When I was growing up, one of the feeble responses made by those who still clung to the hope that communism might still triumph as a system of political economy, in the face of all the evidence that it wouldn't, was to insist that it hadn't really been tried. That in the Soviet Union and in China (and in North Korea and Cambodia too I suppose) the real utopian dreams of communism had been perverted into the dystopian nightmares of the Gulag and the Cultural Revolution.

Those late-night dorm-room debates came back to me yesterday as I listened to Tennessee Senator Lamar Alexander (and to every other Republican who said anything) at the health care summit at Blair House. There they sat telling us the free market would really work, it really would fix the disaster that is our health insurance system. Really. See, the free market in health insurance hasn't really been tried, just like communism in China. There they sat, praying to the god that has failed so abjectly and insisting that the rest of us do the same.

These are free- market fundamentalists, after all, and like true-believers of any sort to acknowledge that something might be wrong with their world-view would be to have the whole edifice come crumbling down. And just like Mao's apologists a generation ago, these people will never permit reality to intrude on that world-view.

The fact that we already have a market (and profit) driven health insurance system and the fact that it has failed is beside the point. Since the free market must always generate the best outcome, the state of our health insurance system must be our fault, not the fault of the models that get generated by free market fundamentalist economists.

President Obama deserves credit for taking what looked like a piece of pure political theater and attempting to turn into something more substantive. And it certainly did make clear that the substance of the Republican position is to obstruct, to object, to critique and to put nothing of substance on the table.

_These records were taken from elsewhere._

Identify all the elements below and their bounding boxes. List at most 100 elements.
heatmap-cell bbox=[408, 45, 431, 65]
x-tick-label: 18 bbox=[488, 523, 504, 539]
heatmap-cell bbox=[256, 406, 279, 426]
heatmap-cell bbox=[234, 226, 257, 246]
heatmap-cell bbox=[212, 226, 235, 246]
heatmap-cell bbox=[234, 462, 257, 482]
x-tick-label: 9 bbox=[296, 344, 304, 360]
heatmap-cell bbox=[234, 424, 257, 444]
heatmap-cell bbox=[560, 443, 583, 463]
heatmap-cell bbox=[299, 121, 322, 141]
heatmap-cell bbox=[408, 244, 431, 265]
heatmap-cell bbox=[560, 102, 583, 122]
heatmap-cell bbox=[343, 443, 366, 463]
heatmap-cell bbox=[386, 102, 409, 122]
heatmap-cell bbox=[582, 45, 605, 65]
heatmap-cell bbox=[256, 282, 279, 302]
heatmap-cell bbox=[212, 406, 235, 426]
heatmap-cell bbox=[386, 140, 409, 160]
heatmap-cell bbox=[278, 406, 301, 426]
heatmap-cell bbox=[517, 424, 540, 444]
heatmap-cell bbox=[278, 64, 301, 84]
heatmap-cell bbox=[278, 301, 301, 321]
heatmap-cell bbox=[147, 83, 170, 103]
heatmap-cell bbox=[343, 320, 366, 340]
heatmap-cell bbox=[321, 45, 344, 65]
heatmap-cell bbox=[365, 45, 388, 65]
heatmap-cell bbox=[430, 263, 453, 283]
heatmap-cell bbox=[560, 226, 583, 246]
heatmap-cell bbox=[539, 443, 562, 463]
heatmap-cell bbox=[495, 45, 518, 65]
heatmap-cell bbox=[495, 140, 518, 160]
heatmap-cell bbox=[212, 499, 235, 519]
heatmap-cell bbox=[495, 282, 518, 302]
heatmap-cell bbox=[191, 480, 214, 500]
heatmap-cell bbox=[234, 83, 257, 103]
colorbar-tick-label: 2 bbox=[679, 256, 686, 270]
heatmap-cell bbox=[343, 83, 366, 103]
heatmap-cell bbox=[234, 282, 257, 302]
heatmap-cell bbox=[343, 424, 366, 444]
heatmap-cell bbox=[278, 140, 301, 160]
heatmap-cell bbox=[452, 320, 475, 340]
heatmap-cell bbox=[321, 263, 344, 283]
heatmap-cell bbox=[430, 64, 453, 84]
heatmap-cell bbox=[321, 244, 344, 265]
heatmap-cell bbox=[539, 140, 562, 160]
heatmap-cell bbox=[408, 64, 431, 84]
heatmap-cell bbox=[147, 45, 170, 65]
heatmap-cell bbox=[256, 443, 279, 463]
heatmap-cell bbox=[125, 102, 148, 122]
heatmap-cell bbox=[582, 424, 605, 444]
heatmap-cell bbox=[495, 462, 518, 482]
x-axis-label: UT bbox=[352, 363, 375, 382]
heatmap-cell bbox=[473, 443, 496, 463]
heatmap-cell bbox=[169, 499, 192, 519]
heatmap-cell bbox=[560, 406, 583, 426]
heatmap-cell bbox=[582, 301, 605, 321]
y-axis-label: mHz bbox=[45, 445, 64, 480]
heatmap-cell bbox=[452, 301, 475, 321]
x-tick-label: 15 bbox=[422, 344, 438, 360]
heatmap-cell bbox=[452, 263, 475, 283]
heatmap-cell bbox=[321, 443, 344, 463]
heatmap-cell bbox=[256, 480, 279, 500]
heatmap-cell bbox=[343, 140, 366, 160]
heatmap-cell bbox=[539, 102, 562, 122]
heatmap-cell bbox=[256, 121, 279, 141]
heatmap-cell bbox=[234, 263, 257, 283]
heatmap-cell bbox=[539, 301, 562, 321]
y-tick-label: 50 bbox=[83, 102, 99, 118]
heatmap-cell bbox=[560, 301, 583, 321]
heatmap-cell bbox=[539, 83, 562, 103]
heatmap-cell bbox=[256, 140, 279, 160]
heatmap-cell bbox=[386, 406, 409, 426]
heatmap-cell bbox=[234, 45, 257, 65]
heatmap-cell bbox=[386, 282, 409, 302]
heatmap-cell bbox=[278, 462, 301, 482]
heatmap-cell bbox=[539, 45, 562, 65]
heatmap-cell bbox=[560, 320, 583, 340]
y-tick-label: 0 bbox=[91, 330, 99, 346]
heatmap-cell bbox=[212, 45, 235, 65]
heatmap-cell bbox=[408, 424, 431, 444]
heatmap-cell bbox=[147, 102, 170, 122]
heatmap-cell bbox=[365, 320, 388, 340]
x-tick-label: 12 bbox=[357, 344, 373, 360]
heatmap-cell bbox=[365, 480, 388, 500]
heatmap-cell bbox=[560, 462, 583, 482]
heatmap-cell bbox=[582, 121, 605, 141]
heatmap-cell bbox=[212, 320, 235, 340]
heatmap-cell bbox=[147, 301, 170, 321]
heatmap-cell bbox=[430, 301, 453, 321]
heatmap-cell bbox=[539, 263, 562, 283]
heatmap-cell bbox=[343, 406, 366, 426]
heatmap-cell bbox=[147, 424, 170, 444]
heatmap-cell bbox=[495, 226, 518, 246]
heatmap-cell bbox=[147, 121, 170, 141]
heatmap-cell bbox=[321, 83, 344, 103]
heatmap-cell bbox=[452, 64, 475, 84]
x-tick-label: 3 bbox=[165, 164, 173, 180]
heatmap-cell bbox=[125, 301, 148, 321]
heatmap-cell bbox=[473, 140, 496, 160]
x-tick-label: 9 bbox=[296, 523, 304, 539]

So yesterday's event has left us exactly where we have been for some time. Bi-partisan compromise on health insurance reform was never a live option. Two questions remain. First, will Democrats, who enjoy bigger majorities than George Bush ever did in both houses, straighten up and fly right on this issue? And second, will the White House turn the health insurance issue to its political advantage as the November elections approach. At the moment, I don't feel good about either of those things.